Abstract

The evaluation of reservoir quality was accomplished on the Late Paleocene to Early Eocene Narimba Formation in Bass Basin, Australia. This study involved combination methods such as petrophysical analysis, petrography and sedimentological studies, reservoir quality and fluid flow units from derivative parameters, and capillary pressure and wetting fluid saturation relationship.Textural and diagenetic features are affecting the reservoir quality. Cementation, compaction, and presence of clay minerals such as kaolinite are found to reduce the quality while dissolution and secondary porosity are noticed to improve it. It is believed that the Narimba Formation is a potential reservoir with a wide range of porosity and permeability. Porosity ranges from 3.1% to 25.4% with a mean of 15.84%, while permeability ranges between 0.01 mD and 510 mD, with a mean of 31.05 mD. Based on the heterogenous lithology, the formation has been categorized into five groups based on permeability variations.
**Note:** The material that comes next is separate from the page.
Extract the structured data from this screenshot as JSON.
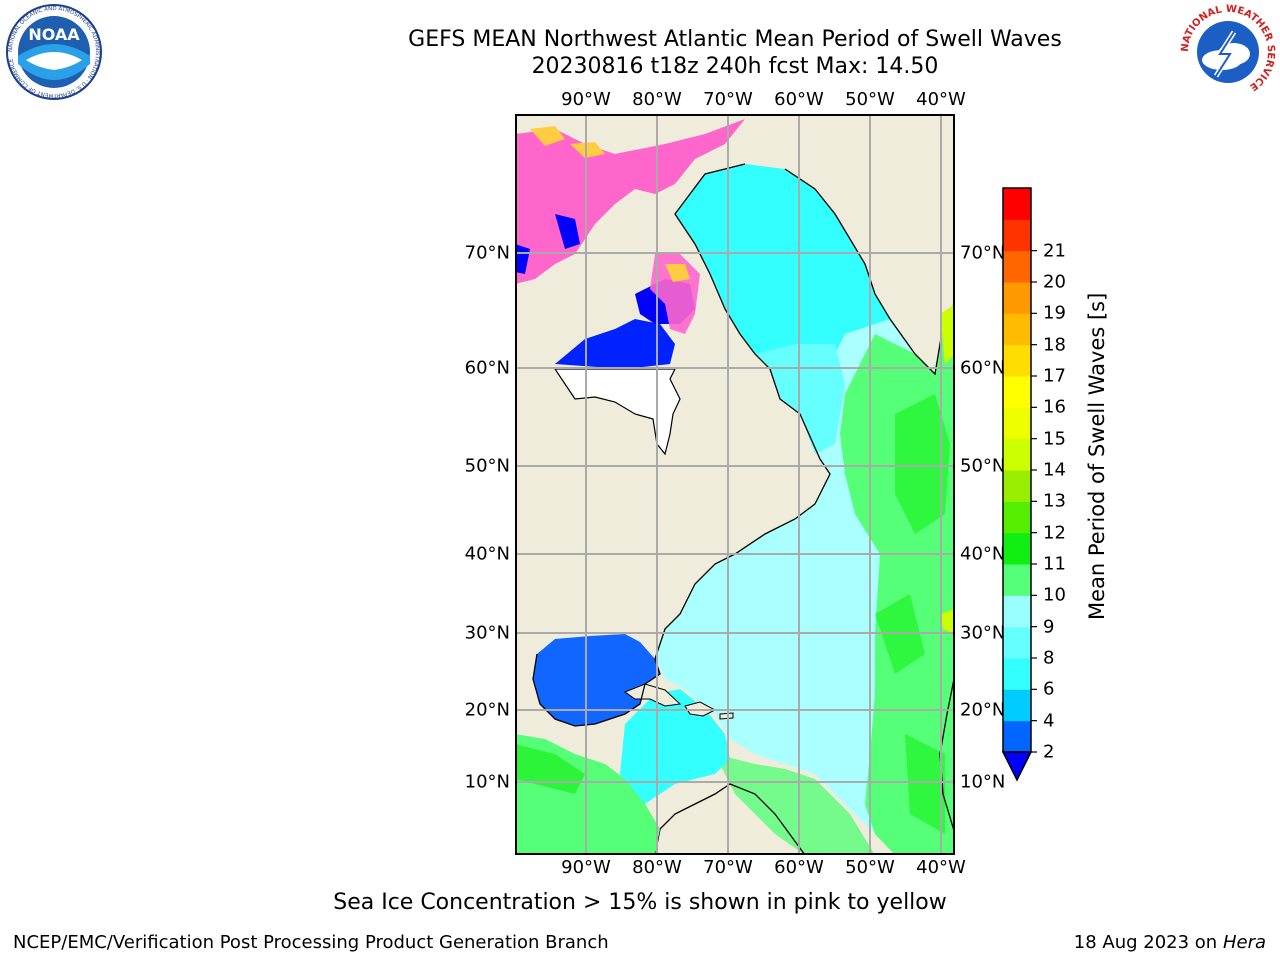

Group I showed an excellent to good quality reservoir with coarse grains. The impacts of both textural and diagenetic features improve the reservoir and producing higher reservoir quality index (RQI) and flow zone indicators (FZI) as well as mostly mega pores. The non-wetting fluid migration has the higher possibility to flow in the formation while displacement pressure recorded as zero. Group II showed a fair quality reservoir with lower petrophysical properties in macro pores. The irreducible water saturation is increasing while the textural and digenetic properties are still enhancing the reservoir quality. Group III reflects lower quality reservoir with mostly macro pores and higher displacement pressure. It may indicate smaller grain size and increasing amount of cement and clay minerals. Group IV, and V are interpreted as a poor-quality reservoir that has lower RQI and FZI. The textural and digenetic features are negatively affecting the reservoir and are leading to smaller pore size and pore throat radii (r35) values to be within the range of macro, meso-, micro-, and nano pores. The capillary displacement pressure curves of the three groups show increases reaching the maximum value of 400 psia in group V. Agreement with the classification of permeability, r35 values, and pore type can be used in identifying the quality of reservoir.